Imprimir Republish


WTO finds seven Brazilian programs illegal

Alberto Coutinho/GOVBA The World Trade Organization found that initiatives such as INOVAR-AUTO, an auto industry incentive, were illegalAlberto Coutinho/GOVBA

The World Trade Organization (WTO) has released a report that considers seven Brazilian industrial policy programs illegal: the IT Law; the INOVAR-AUTO program; PADIS (technology development in the semiconductor industry); two exemption regimes for export companies (Special regime for the purchase of capital goods for exporting enterprises [RECAP] and the Regime for predominantly exporting companies [PEC]); and two programs that have already ended: PATVD (equipment for digital TV) and digital inclusion. The document condemns how Brazil boosted national production in these sectors by granting exemptions or suspending taxes on the end product that were not granted to producers of imported competitors. The Brazilian government announced it would file an appeal with the WTO against the complaint. The European Union and Japan questioned the programs because they consider them subsidies that are inconsistent with international rules.
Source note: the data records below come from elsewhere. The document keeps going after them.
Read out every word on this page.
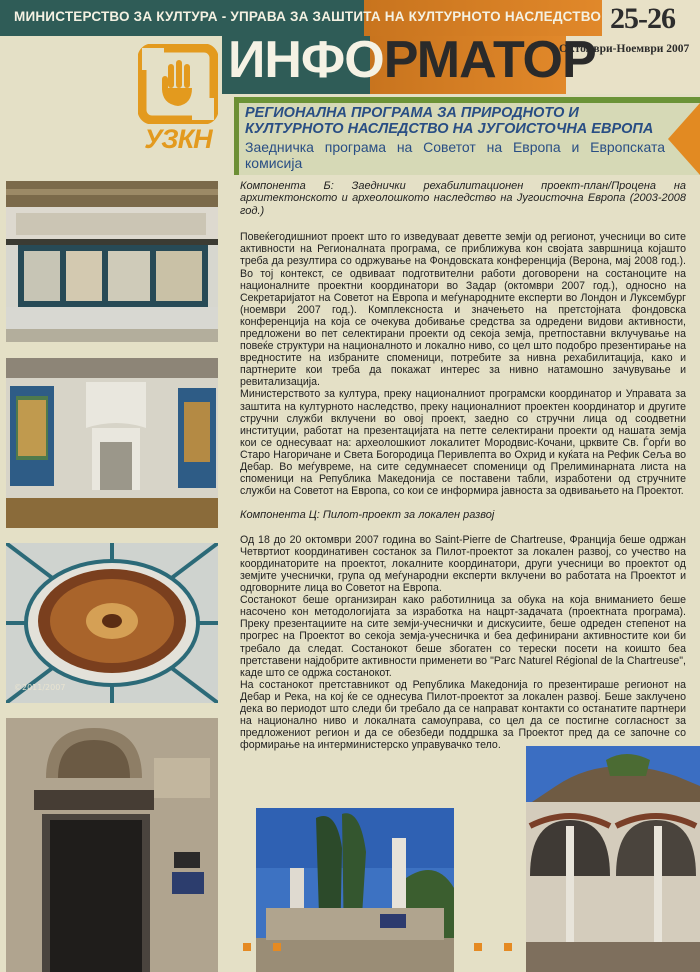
МИНИСТЕРСТВО ЗА КУЛТУРА - УПРАВА ЗА ЗАШТИТА НА КУЛТУРНОТО НАСЛЕДСТВО 25-26
ИНФОРМАТОР
Октомври-Ноември 2007
УЗКН
РЕГИОНАЛНА ПРОГРАМА ЗА ПРИРОДНОТО И КУЛТУРНОТО НАСЛЕДСТВО НА ЈУГОИСТОЧНА ЕВРОПА
Заедничка програма на Советот на Европа и Европската комисија
©2011/2007

Компонента Б: Заеднички рехабилитационен проект-план/Процена на архитектонското и археолошкото наследство на Југоисточна Европа (2003-2008 год.)

Повеќегодишниот проект што го изведуваат деветте земји од регионот, учесници во сите активности на Регионалната програма, се приближува кон својата завршница којашто треба да резултира со одржување на Фондовската конференција (Верона, мај 2008 год.). Во тој контекст, се одвиваат подготвителни работи договорени на состаноците на националните проектни координатори во Задар (октомври 2007 год.), односно на Секретаријатот на Советот на Европа и меѓународните експерти во Лондон и Луксембург (ноември 2007 год.). Комплексноста и значењето на претстојната фондовска конференција на која се очекува добивање средства за одредени видови активности, предложени во пет селектирани проекти од секоја земја, претпоставни вклучување на повеќе структури на националното и локално ниво, со цел што подобро презентирање на вредностите на избраните споменици, потребите за нивна рехабилитација, како и партнерите кои треба да покажат интерес за нивно натамошно зачувување и ревитализација.

Министерството за култура, преку националниот програмски координатор и Управата за заштита на културното наследство, преку националниот проектен координатор и другите стручни служби вклучени во овој проект, заедно со стручни лица од соодветни институции, работат на презентацијата на петте селектирани проекти од нашата земја кои се однесуваат на: археолошкиот локалитет Мородвис-Кочани, црквите Св. Ѓорѓи во Старо Нагоричане и Света Богородица Перивлепта во Охрид и куќата на Рефик Сеља во Дебар. Во меѓувреме, на сите седумнаесет споменици од Прелиминарната листа на споменици на Република Македонија се поставени табли, изработени од стручните служби на Советот на Европа, со кои се информира јавноста за одвивањето на Проектот.

Компонента Ц: Пилот-проект за локален развој

Од 18 до 20 октомври 2007 година во Saint-Pierre de Chartreuse, Франција беше одржан Четвртиот координативен состанок за Пилот-проектот за локален развој, со учество на координаторите на проектот, локалните координатори, други учесници во проектот од земјите учеснички, група од меѓународни експерти вклучени во работата на Проектот и одговорните лица во Советот на Европа.

Состанокот беше организиран како работилница за обука на која вниманието беше насочено кон методологијата за изработка на нацрт-задачата (проектната програма). Преку презентациите на сите земји-учеснички и дискусиите, беше одреден степенот на прогрес на Проектот во секоја земја-учесничка и беа дефинирани активностите кои би требало да следат. Состанокот беше збогатен со терески посети на коишто беа претставени најдобрите активности применети во "Parc Naturel Régional de la Chartreuse", каде што се одржа состанокот.

На состанокот претставникот од Република Македонија го презентираше регионот на Дебар и Река, на кој ќе се однесува Пилот-проектот за локален развој. Беше заклучено дека во периодот што следи би требало да се направат контакти со останатите партнери на национално ниво и локалната самоуправа, со цел да се постигне согласност за предложениот регион и да се обезбеди поддршка за Проектот пред да се започне со формирање на интерминистерско управувачко тело.
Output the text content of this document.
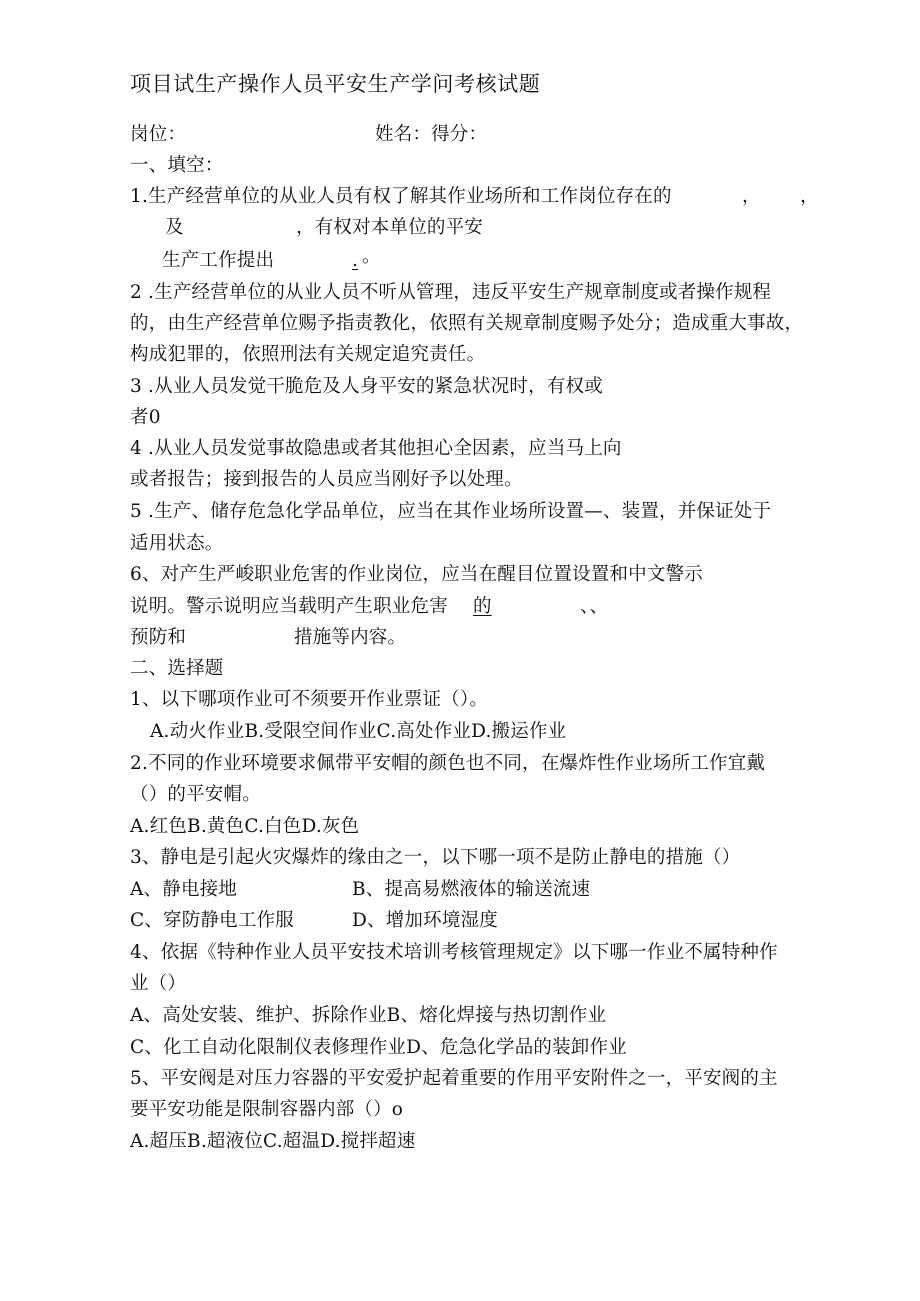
项目试生产操作人员平安生产学问考核试题
岗位：	姓名：得分：
一、填空：
1.生产经营单位的从业人员有权了解其作业场所和工作岗位存在的	， ，
及	，有权对本单位的平安
生产工作提出	. 。
2 .生产经营单位的从业人员不听从管理，违反平安生产规章制度或者操作规程
的，由生产经营单位赐予指责教化，依照有关规章制度赐予处分；造成重大事故，
构成犯罪的，依照刑法有关规定追究责任。
3 .从业人员发觉干脆危及人身平安的紧急状况时，有权或
者0
4 .从业人员发觉事故隐患或者其他担心全因素，应当马上向
或者报告；接到报告的人员应当刚好予以处理。
5 .生产、储存危急化学品单位，应当在其作业场所设置—、装置，并保证处于
适用状态。
6、对产生严峻职业危害的作业岗位，应当在醒目位置设置和中文警示
说明。警示说明应当载明产生职业危害 的	、、
预防和	措施等内容。
二、选择题
1、以下哪项作业可不须要开作业票证（）。
A.动火作业B.受限空间作业C.高处作业D.搬运作业
2.不同的作业环境要求佩带平安帽的颜色也不同，在爆炸性作业场所工作宜戴
（）的平安帽。
A.红色B.黄色C.白色D.灰色
3、静电是引起火灾爆炸的缘由之一，以下哪一项不是防止静电的措施（）
A、静电接地	B、提高易燃液体的输送流速
C、穿防静电工作服	D、增加环境湿度
4、依据《特种作业人员平安技术培训考核管理规定》以下哪一作业不属特种作
业（）
A、高处安装、维护、拆除作业B、熔化焊接与热切割作业
C、化工自动化限制仪表修理作业D、危急化学品的装卸作业
5、平安阀是对压力容器的平安爱护起着重要的作用平安附件之一，平安阀的主
要平安功能是限制容器内部（）o
A.超压B.超液位C.超温D.搅拌超速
The deadline for filing the appeal is 60 days, and the final decision from the WTO will indicate how much time Brazil will have to suspend or modify the programs if it loses the appeal, says Carlos Márcio Cozendey, undersecretary general for economic and financial affairs at the Ministry of Foreign Affairs during a press conference. In the meantime, the government is discussing what to do if the programs are found illegal after the final decision. The IT Law, for example, could be recast to include policies to internationalize software companies, R&D investments in startups, clear red tape from incentive programs, and eliminate tax exemptions.